Now it is time for the second stage of the process: reading the chunks into XMLBeans. As you read earlier, XML object binding works by generating classes that can serialize and deserialize the XML. XMLBeans provides two different tools for generating the classes required:
- The scomp command line tool takes the XML schema file as input and produces a Java archive (JAR) file that contains the compiled classes.
- The provided Apache Ant task xmlbean easily integrates the class generation into your build process.
With either tool, the output is a JAR file and optionally the precompiled source files (which may be useful when working in an IDE). After running the XMLBeans tools on the schema presented earlier for this project, you will see interfaces in the org.mpilone.companySchema package such as CompanyDocument, CompanyType, EmployeeType, and ListOfEmployees. You can see how these interfaces correspond to the complex types in the XML schema, with CompanyDocument referring to the top-level Company element. The implementation for these interfaces is found in the impl subpackage, however you should never use the implementation files directly.
XMLBeans-generated classes assume that the XML they read and write will contain only the children of the type. For example, the ListOfEmployees type will generate XML that contains Employee tags, but not a ListOfEmployee tag (the main reason for this is the ListOfEmployees is a type, not an instance of a type, so it does not have an element instance in the XML when it is out of context).

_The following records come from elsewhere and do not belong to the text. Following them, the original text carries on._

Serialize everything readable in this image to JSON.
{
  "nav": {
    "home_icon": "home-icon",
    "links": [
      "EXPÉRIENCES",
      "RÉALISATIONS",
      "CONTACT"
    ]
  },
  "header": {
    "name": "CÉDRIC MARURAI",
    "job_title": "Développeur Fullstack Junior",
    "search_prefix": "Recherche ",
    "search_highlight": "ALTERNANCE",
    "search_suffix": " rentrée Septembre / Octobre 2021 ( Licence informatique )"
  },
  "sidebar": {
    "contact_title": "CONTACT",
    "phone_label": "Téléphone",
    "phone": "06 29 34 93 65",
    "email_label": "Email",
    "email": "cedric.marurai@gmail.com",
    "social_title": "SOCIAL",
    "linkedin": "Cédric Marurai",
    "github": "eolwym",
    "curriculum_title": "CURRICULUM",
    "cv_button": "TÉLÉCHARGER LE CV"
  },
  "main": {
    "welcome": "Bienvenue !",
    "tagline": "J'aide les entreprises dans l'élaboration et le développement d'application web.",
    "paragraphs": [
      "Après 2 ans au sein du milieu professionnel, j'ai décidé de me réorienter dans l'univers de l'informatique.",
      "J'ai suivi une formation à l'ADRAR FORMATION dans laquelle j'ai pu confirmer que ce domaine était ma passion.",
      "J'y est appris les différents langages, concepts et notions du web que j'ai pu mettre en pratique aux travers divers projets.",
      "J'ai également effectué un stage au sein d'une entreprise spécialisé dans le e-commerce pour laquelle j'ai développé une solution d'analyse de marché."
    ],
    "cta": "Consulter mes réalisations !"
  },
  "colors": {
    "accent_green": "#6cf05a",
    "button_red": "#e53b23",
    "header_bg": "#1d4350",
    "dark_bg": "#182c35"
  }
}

Knowing this, you can use the ListOfEmployees to read the chunks that are stored in the XML buffer. To do this, flush the XMLEventWriter to ensure that all the events have been written to the buffer and then extract the XML in the buffer using the Reset() method. Use the nested Factory in the ListOfEmployees to parse the XML into objects as shown in Listing 5. If your chunk contains more than one Employee instance, you may have to wrap the chunk in <xml-fragment> tags. This is required by the internal XMLBeans parser.

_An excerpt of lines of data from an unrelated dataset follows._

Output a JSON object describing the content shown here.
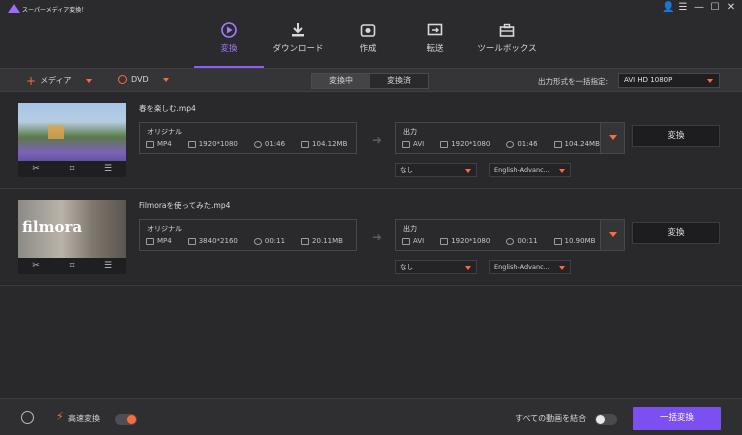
{
  "app": {
    "title": "スーパーメディア変換！"
  },
  "window_controls": [
    {
      "name": "user-icon",
      "glyph": "👤"
    },
    {
      "name": "menu-icon",
      "glyph": "☰"
    },
    {
      "name": "minimize-icon",
      "glyph": "—"
    },
    {
      "name": "maximize-icon",
      "glyph": "☐"
    },
    {
      "name": "close-icon",
      "glyph": "✕"
    }
  ],
  "nav": {
    "items": [
      {
        "label": "変換",
        "icon": "play-circle-icon",
        "active": true
      },
      {
        "label": "ダウンロード",
        "icon": "download-icon",
        "active": false
      },
      {
        "label": "作成",
        "icon": "disc-icon",
        "active": false
      },
      {
        "label": "転送",
        "icon": "transfer-icon",
        "active": false
      },
      {
        "label": "ツールボックス",
        "icon": "toolbox-icon",
        "active": false
      }
    ]
  },
  "toolbar": {
    "add_media": "メディア",
    "dvd": "DVD",
    "tabs": [
      "変換中",
      "変換済"
    ],
    "active_tab": "変換中",
    "format_label": "出力形式を一括指定:",
    "format_value": "AVI HD 1080P"
  },
  "files": [
    {
      "name": "春を楽しむ.mp4",
      "source": {
        "title": "オリジナル",
        "format": "MP4",
        "resolution": "1920*1080",
        "duration": "01:46",
        "size": "104.12MB"
      },
      "output": {
        "title": "出力",
        "format": "AVI",
        "resolution": "1920*1080",
        "duration": "01:46",
        "size": "104.24MB"
      },
      "subtitle": "なし",
      "audio": "English-Advanc...",
      "convert_label": "変換"
    },
    {
      "name": "Filmoraを使ってみた.mp4",
      "thumb_text": "filmora",
      "source": {
        "title": "オリジナル",
        "format": "MP4",
        "resolution": "3840*2160",
        "duration": "00:11",
        "size": "20.11MB"
      },
      "output": {
        "title": "出力",
        "format": "AVI",
        "resolution": "1920*1080",
        "duration": "00:11",
        "size": "10.90MB"
      },
      "subtitle": "なし",
      "audio": "English-Advanc...",
      "convert_label": "変換"
    }
  ],
  "bottom": {
    "fast_convert_label": "高速変換",
    "fast_convert_on": true,
    "merge_label": "すべての動画を結合",
    "merge_on": false,
    "convert_all_label": "一括変換"
  },
  "colors": {
    "accent": "#8e5cf7",
    "orange": "#ff6a3d",
    "bg": "#2b2a2c"
  }
}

You can now use the ListOfEmployees object to gain access to all the employees in the original XML chunk. XMLBeans provides schema-level validation that you can perform on the object to obtain a detailed list of errors in the XML. The complex types in the XML are also parsed and exposed as real Java objects, such as with XML Schema dateTime types becoming java.util.Calendar types. These type mappings greatly simplify working with XML data.

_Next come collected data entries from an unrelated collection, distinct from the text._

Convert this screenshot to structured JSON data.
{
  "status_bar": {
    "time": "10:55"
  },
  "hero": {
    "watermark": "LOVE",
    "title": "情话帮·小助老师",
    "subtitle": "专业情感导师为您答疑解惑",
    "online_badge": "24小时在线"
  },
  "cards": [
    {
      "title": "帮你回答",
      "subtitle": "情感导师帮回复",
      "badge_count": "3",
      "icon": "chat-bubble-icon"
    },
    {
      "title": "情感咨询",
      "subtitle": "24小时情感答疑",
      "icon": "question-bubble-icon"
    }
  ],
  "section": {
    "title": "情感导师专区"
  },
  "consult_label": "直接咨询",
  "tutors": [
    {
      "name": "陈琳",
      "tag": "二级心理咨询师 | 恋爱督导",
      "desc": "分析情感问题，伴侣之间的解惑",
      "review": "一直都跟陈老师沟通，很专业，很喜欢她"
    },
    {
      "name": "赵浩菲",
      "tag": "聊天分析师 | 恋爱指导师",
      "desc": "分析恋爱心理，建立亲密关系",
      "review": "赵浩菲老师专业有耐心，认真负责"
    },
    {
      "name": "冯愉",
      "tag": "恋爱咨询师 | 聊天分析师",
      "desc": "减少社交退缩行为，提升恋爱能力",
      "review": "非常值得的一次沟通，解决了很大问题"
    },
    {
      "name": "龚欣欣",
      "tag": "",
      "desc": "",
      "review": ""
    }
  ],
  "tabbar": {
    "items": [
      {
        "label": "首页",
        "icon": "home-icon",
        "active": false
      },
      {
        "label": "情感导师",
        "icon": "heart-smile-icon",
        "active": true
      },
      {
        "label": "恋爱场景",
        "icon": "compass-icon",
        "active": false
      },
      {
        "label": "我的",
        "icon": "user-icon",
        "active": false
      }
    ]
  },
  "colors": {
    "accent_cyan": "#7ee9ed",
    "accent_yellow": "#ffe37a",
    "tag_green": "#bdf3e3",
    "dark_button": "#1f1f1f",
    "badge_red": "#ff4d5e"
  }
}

A New Day for XML Chunking and Object Binding
This article gave a simplified view of XML chunking and object binding, but you can extend this basic framework in many exciting ways. StAX provides a mechanism to implement filters that would allow you to manipulate the XML as it is read, prior to the application parsing it into objects. Using the XML event API, an application can measure the elements processed or implement simple transformations on an XML stream in real-time. Looking at the other end of the process, you could use object/relation-binding technologies like Apache's iBATIS to easily map the XMLBean objects into a relational database.
While XML Schema and XML parsing has been around for a number of years, new APIs such as StAX and XMLBeans give new life and flexibility to how applications deal with data. Before StAX, XML chunking could be tricky, involving technologies like XSLT, raw string matching, or verbose SAX handlers. In just a couple of hundred lines of code, you can write a robust and efficient XML parser that can handle huge input files while exposing the data as easy-to-use Java objects.